There are many advantages to staying at place which is as much as culture enriched as Kolkata. The Marathi theatre culture is quite enriched, and plays like Ghasiram Kotwal never cease to impress me. With theatre Marathi cinema is extremely evolved as well. First time I tried to watch a Marathi cinema was back in 2009 Harishchandrachi Factory, and it completely captivated me.

In recent times, I can’t think of another film that stayed with me as Killa has. A film by debutant Avinash Arun tells the simple coming-of-age story of an 11-year-old boy in rural Maharashtra, attempting to make sense of a world that makes very little sense. There’s such emotional truth to his experiences and his journey that it’ll feel real and familiar even to those raised in very different circumstances.

Chinmay (Archit Devadhar) has moved with his mother (Amruta Subhash) from Pune to a small coastal town in the Konkan region where she has been transferred in her government job. Chinmay, who lost his father the previous year, is a well-behaved, sensitive boy, but he’s overcome with feelings of isolation as he struggles to adjust to his new surroundings. He’s a smart student, but the new school appears to be populated with unruly local kids with whom he has little in common.

I consider myself quite lucky to have lived in a semi-rural place like Ambarnath. Even if you’ve never lived outside of a big city, most of us at some point or the other in our lives have known what it’s like to walk into a (class)room and feel like an outsider. To feel like you don’t belong. Based on the director’s own experiences growing up, Killa evokes an authentic sense of displacement and ‘not-fitting-in’. Chinmay acts out by repeatedly confronting his mother, dismissing her cooking, and by being rude to the neighbors. She for her part, is dealing with her own problems at work, but tends to internalize her feelings. Your heart goes out to the pair as they negotiate their new life.

While watching the film, I could relate with my personal experiences immensely. In my school, I have been have to change five schools, and the feeling of not-fitting-in is always there.

When Chinmay makes friends with a group of boys in his class, we see his surroundings with a new set of eyes. Arun, who is also the cinematographer of the film, shoots in the monsoons, giving us lush green landscapes and swelling seas. The blues and greys of the monsoon drenches the screen, the high ocean waves dashing against the walls of the old fort (‘killa’). I could just drink in this film. The film benefits from a strong sense of place and time. Arun paints a vivid portrait of childhood in coastal village-towns: cycle races along the Ghats, a trip to a nearby fort, an afternoon catching crabs on the beach and selling them later with high spirits t the local market.

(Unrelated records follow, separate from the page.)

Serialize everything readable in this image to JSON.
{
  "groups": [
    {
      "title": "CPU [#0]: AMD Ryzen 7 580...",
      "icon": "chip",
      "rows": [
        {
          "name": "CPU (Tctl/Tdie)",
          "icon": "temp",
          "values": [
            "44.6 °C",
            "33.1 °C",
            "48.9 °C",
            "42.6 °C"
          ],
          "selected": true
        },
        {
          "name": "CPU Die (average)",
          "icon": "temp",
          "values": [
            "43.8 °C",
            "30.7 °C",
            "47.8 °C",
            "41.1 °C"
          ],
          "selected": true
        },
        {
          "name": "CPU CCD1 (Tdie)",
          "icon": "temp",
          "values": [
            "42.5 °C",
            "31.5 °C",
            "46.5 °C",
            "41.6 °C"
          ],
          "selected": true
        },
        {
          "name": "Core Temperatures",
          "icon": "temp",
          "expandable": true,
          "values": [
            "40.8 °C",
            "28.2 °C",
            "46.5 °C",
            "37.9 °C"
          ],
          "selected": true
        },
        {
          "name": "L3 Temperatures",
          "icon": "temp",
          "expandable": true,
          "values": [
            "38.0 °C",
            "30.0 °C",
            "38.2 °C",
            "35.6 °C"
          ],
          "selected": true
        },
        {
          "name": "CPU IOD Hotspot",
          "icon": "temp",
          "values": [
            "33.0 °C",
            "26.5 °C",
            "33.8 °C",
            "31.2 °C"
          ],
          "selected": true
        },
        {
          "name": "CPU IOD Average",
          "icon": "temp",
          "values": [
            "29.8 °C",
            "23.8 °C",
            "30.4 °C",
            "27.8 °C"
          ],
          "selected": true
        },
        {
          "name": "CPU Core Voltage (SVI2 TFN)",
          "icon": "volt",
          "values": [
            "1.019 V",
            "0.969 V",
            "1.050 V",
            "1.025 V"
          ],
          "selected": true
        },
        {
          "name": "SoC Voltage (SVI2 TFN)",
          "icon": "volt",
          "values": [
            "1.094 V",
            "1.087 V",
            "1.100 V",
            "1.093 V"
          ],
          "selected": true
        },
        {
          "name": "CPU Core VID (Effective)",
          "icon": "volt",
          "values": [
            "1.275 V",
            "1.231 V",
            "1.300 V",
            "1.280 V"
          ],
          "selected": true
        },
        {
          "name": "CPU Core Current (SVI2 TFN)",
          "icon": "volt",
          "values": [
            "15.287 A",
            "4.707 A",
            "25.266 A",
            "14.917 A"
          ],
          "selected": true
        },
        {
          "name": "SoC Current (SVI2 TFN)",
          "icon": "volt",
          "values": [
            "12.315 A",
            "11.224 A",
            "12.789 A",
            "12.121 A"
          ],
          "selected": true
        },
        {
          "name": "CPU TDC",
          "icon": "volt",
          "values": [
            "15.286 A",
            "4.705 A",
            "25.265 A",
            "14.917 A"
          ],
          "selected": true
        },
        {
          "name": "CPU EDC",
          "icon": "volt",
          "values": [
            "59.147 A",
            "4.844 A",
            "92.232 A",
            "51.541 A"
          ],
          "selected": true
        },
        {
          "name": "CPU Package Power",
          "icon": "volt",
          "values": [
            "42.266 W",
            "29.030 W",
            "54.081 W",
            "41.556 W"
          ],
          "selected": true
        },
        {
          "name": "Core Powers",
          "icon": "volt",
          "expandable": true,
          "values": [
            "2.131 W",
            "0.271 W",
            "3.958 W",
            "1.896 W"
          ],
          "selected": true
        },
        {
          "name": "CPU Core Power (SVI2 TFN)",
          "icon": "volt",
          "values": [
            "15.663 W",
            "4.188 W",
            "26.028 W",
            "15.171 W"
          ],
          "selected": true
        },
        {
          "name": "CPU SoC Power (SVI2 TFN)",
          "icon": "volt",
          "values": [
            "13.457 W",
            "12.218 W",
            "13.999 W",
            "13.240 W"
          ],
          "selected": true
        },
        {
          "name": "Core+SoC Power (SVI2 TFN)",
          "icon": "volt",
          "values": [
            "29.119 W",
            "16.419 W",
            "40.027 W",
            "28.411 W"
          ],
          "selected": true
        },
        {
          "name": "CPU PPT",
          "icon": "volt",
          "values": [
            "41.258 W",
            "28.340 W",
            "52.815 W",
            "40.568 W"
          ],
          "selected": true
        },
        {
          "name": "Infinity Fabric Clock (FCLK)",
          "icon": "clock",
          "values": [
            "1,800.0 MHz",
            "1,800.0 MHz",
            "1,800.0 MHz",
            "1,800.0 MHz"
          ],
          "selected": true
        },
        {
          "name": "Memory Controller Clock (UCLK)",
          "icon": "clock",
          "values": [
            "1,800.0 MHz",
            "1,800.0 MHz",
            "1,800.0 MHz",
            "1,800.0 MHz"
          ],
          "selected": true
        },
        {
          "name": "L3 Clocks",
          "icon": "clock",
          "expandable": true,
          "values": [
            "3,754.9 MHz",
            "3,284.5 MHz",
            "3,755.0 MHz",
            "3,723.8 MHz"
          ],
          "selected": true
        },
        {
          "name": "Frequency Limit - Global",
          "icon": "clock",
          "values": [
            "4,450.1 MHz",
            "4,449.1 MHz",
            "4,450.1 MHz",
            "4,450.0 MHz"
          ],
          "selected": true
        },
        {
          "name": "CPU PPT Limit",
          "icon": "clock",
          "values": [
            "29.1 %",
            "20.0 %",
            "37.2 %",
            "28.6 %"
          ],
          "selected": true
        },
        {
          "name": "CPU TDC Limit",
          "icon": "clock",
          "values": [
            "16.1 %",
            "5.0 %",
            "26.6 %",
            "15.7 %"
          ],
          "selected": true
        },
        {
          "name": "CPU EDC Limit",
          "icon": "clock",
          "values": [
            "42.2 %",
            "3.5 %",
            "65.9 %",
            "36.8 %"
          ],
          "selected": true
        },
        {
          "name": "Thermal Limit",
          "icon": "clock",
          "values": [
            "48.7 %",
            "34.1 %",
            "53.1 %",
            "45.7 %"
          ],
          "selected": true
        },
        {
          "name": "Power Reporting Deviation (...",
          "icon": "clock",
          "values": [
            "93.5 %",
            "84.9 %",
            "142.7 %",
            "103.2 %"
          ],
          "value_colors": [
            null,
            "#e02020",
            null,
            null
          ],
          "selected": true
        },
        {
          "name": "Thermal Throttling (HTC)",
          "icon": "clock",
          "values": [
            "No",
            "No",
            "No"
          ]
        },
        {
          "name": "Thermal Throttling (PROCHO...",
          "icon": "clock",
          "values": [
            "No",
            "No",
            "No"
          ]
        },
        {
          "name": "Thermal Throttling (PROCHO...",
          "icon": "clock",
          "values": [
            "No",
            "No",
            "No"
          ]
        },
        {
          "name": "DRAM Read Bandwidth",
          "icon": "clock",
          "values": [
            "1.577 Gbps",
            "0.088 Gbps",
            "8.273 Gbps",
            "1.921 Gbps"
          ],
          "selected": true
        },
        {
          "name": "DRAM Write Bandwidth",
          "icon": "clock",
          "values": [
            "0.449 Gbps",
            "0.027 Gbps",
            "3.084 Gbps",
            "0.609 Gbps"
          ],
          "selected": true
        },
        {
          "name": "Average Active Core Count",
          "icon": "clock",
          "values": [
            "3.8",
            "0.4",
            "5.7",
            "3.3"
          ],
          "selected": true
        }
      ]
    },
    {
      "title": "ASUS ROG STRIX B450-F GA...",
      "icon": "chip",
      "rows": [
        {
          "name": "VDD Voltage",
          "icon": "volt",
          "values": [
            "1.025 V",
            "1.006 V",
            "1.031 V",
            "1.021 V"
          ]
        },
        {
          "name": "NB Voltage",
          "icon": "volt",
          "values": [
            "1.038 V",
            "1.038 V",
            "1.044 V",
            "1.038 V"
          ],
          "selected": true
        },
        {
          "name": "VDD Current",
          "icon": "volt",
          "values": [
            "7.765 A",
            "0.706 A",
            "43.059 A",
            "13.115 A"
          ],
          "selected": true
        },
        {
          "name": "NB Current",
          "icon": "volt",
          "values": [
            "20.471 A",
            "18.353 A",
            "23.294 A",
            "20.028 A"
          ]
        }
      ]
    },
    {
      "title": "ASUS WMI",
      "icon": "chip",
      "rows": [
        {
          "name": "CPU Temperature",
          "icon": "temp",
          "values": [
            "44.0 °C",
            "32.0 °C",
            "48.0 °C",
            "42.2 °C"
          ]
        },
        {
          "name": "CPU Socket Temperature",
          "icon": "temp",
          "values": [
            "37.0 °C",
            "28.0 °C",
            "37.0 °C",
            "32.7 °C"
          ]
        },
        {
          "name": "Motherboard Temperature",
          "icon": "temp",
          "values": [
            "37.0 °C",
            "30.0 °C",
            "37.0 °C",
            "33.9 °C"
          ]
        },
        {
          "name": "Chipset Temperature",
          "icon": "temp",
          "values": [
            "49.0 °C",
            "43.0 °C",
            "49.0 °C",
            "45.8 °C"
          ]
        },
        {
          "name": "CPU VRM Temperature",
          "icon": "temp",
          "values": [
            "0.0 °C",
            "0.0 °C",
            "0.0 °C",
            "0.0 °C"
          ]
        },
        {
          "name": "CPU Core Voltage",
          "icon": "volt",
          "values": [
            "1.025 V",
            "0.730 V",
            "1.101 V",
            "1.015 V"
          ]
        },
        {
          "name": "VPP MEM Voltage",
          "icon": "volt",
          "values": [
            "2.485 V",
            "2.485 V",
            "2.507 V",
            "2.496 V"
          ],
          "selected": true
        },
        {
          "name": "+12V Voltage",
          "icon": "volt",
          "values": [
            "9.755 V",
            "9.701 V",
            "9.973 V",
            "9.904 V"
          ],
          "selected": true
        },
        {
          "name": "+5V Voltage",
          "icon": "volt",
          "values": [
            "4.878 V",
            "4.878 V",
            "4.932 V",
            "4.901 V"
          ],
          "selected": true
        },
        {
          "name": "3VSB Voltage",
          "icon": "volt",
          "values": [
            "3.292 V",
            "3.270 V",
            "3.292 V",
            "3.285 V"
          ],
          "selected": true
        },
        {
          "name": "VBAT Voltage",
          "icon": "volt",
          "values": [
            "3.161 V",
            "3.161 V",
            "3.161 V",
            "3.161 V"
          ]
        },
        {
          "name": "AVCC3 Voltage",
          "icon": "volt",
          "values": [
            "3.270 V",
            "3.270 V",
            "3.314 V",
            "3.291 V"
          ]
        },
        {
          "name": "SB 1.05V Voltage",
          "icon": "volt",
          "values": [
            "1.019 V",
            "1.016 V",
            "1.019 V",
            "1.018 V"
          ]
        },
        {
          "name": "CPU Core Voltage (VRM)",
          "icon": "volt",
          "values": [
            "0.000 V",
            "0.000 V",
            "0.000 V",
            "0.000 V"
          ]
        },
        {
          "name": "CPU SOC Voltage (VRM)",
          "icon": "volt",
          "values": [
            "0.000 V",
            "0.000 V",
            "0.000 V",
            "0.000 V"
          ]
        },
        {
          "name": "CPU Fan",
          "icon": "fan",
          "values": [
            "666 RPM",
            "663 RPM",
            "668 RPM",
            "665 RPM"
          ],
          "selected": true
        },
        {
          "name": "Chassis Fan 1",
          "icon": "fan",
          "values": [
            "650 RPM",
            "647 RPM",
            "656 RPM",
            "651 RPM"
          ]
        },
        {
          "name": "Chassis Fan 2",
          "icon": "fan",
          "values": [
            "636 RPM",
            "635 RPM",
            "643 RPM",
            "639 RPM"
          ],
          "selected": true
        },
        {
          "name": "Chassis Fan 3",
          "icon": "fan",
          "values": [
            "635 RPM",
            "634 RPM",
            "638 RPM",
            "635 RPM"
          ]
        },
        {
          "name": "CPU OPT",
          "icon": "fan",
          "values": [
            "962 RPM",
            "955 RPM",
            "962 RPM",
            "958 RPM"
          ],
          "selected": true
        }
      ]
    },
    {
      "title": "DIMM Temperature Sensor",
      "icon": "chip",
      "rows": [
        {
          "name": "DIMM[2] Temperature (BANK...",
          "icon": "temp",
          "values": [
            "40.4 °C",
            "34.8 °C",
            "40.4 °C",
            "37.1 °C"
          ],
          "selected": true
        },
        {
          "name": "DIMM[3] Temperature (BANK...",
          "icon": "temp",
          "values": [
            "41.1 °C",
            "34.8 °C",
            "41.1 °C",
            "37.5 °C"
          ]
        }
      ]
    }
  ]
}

There’s a distinctly melancholic feel and pace to Killa, which is appropriate given the themes that the film explores. Arun exercises remarkable restraint in telling this delicate story, and he’s aided by his excellent cast. Archit Devadhar, who’s never faced a camera before, wins us over. He is a complete revelation as the impressionable protagonist; his expressions reveal maturity far greater than his years. Amruta Subhash conveys both strength and heartbreak through a nicely understated performance; she’s riveting on screen. But the scene-stealer in Killa is the pint-sized Parth Bhalerao, playing Chinmay’s friend and puppy-torturing local scamp ‘Bandya’.

Killa is as much a story of friendship, trust, forgiveness and grief. It makes some nice observations about childhood and the bond between a single parent and a child. You’ll come out feeling a tinge of sadness, but also fully satisfied with how things turn out for our little hero.

In that respect, Umesh Kulkarni’s ‘Vihir’ and Vikramaditya Motwane’s ‘Udaan’ had a little more sharpness and growing-pain in their coming-of-age narratives. But for all that, ‘Killa’ will stay with me, for its spectacular setting, and for its boy.

I’m going with a full 5 out of 5 for Avinash Arun’s deeply moving film Killa. If there is such a thing as a perfect film, my vote goes to this one. Don’t miss it. At any cost. Killa will stay with me, for its spectacular setting, and for its boy.